Introduction to Voice Generation Time (VGT)

Voice generation time (VGT) is calculated as the sum of the generated speech lengths for every sub-block. It can be considered as Studio credits.

VGT is consumed whenever you render a newly created sub-block or modify text in an existing sub-block using any of the three generate (play button) options available in the Studio (block, sub-block, and project level).

However,  modifying the generated speech using a different voice actor, style, pitch, speed, pause, emphasis, pronunciation, punctuation, and volume for the same text will not consume any voice generation time.

The voice generation time consumed to convert text to speech will equal the length of a particular text block. When text is added or modified in a sub-block, speech is generated for the entire sub-block again.

Example:
Consider that you have 10 minutes of VGT in your account and enter a 500-word script into the Studio. The generated audio file is 4:34 minutes; then, 4:34 minutes are deducted from your total VGT. Now, if you go back and edit (add or delete content) any of the text in the above script and render again, then only the audio duration for that particular sub-block will be deducted.

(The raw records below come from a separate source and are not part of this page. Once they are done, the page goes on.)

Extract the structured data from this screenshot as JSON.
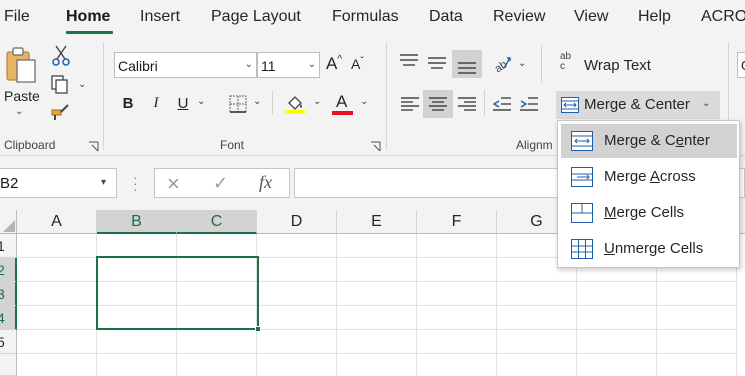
{
  "menu": {
    "items": [
      "File",
      "Home",
      "Insert",
      "Page Layout",
      "Formulas",
      "Data",
      "Review",
      "View",
      "Help",
      "ACRO"
    ],
    "active": "Home"
  },
  "ribbon": {
    "clipboard": {
      "paste_label": "Paste",
      "group_label": "Clipboard"
    },
    "font": {
      "font_name": "Calibri",
      "font_size": "11",
      "bold": "B",
      "italic": "I",
      "underline": "U",
      "grow": "A",
      "shrink": "A",
      "font_color_letter": "A",
      "group_label": "Font",
      "highlight_color": "#ffff00",
      "font_color": "#e81123"
    },
    "alignment": {
      "wrap_text_label": "Wrap Text",
      "wrap_icon_text": "ab c",
      "merge_center_label": "Merge & Center",
      "group_label": "Alignm",
      "number_format_partial": "G"
    }
  },
  "formula_bar": {
    "name_box": "B2",
    "cancel_icon": "×",
    "enter_icon": "✓",
    "fx": "fx",
    "content": ""
  },
  "grid": {
    "columns": [
      "A",
      "B",
      "C",
      "D",
      "E",
      "F",
      "G"
    ],
    "rows": [
      "1",
      "2",
      "3",
      "4",
      "5"
    ],
    "selected_columns": [
      "B",
      "C"
    ],
    "selected_rows": [
      "2",
      "3",
      "4"
    ],
    "accent": "#1e7145"
  },
  "merge_menu": {
    "items": [
      {
        "label": "Merge & Center",
        "highlighted": true
      },
      {
        "label": "Merge Across",
        "highlighted": false
      },
      {
        "label": "Merge Cells",
        "highlighted": false
      },
      {
        "label": "Unmerge Cells",
        "highlighted": false
      }
    ]
  }
}
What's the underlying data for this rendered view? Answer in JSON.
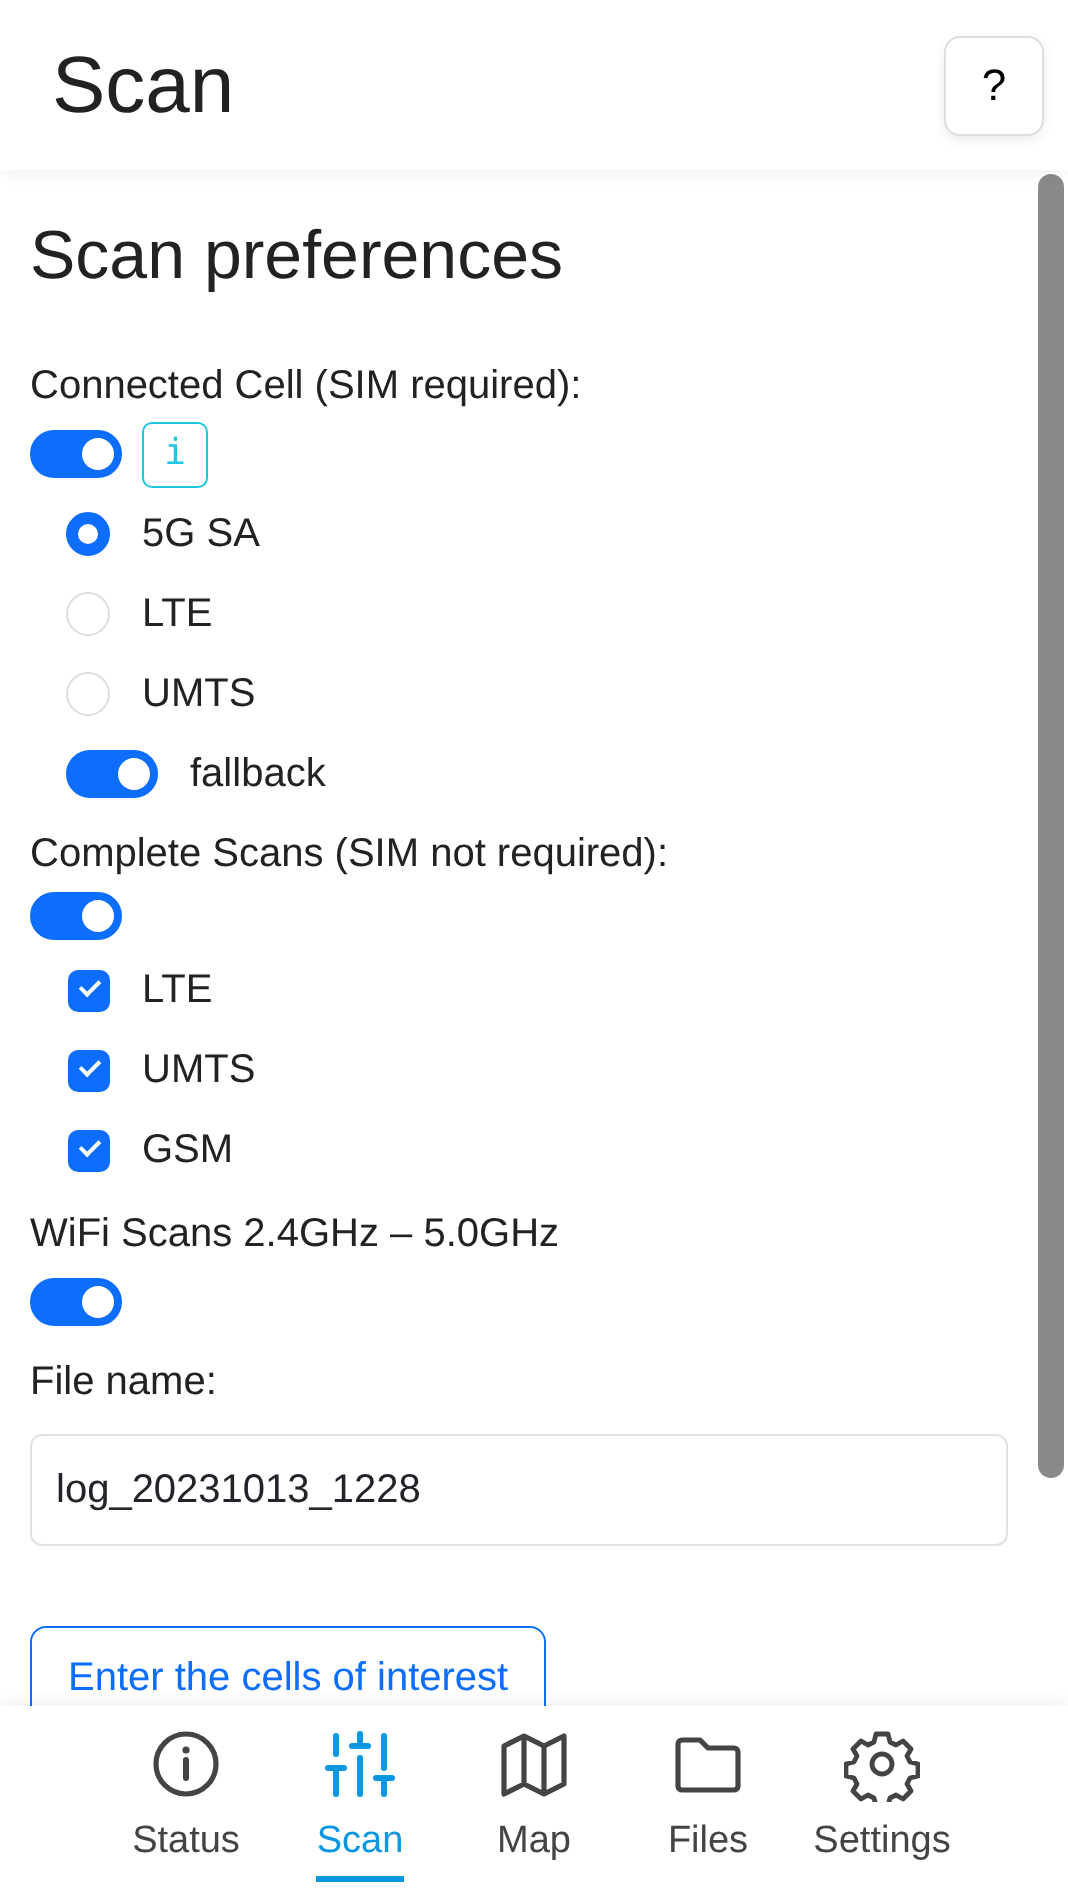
{
  "header": {
    "title": "Scan",
    "help_button": "?"
  },
  "heading": "Scan preferences",
  "connected_cell": {
    "label": "Connected Cell (SIM required):",
    "on": true,
    "info_button": "i",
    "radios": [
      {
        "label": "5G SA",
        "selected": true
      },
      {
        "label": "LTE",
        "selected": false
      },
      {
        "label": "UMTS",
        "selected": false
      }
    ],
    "fallback": {
      "label": "fallback",
      "on": true
    }
  },
  "complete_scans": {
    "label": "Complete Scans (SIM not required):",
    "on": true,
    "checkboxes": [
      {
        "label": "LTE",
        "checked": true
      },
      {
        "label": "UMTS",
        "checked": true
      },
      {
        "label": "GSM",
        "checked": true
      }
    ]
  },
  "wifi_scans": {
    "label": "WiFi Scans 2.4GHz – 5.0GHz",
    "on": true
  },
  "file_name": {
    "label": "File name:",
    "value": "log_20231013_1228"
  },
  "cells_button": "Enter the cells of interest",
  "nav": [
    {
      "label": "Status",
      "kind": "info",
      "selected": false
    },
    {
      "label": "Scan",
      "kind": "sliders",
      "selected": true
    },
    {
      "label": "Map",
      "kind": "map",
      "selected": false
    },
    {
      "label": "Files",
      "kind": "folder",
      "selected": false
    },
    {
      "label": "Settings",
      "kind": "gear",
      "selected": false
    }
  ]
}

Estimating Voice Generation Requirement
A 1,000-word English script would consume ~ 6 minutes of VGT without accounting for the text changes. (This is an approximate value and will vary based on the script, voice selected, and speed of the voiceover.) Based on this, you can estimate how much voice generation time your project might need and opt for the right plan.

How to track your VGT

You can easily keep track of your Voice Generation Time within any project you’re working on.

Screenshot 2023-05-31 at 12.45.49 PM-1

The voice generation time tracker at the top of your project page will display the total number of minutes used out of your workspace’s allotted time.

When you hover over the tracker, it will display the following additional information:

  • Voice Generation Time Consumption | Speech Used
  • Transcription Minutes Consumption | Transcription Used
  • Project Size
  • Total Workspace Storage Consumption | Total Space Used

Using your Voice Generation Time Efficiently(VGT)

  1. Upload Large Scripts in Smaller Parts

    Generating a voiceover of 1,000 words takes approximately 6 minutes of VGT. Uploading large scripts in smaller chunks helps you track VGT usage more accurately and prevents your entire quota from being consumed at once.

  2. Split Your Script into Blocks and Sub-blocks

    Splitting your script into blocks and further into sub-blocks will minimize your VGT consumption while making text changes. 
    For example, if you have a 1000-word script pasted into a single block and change a single word, the voice generation time will be consumed for the entire block(6 minutes) as it needs to be rendered completely. However, if you split your block further into sub-blocks, the voice generation time will be consumed only for the sub-block where the text changes were made.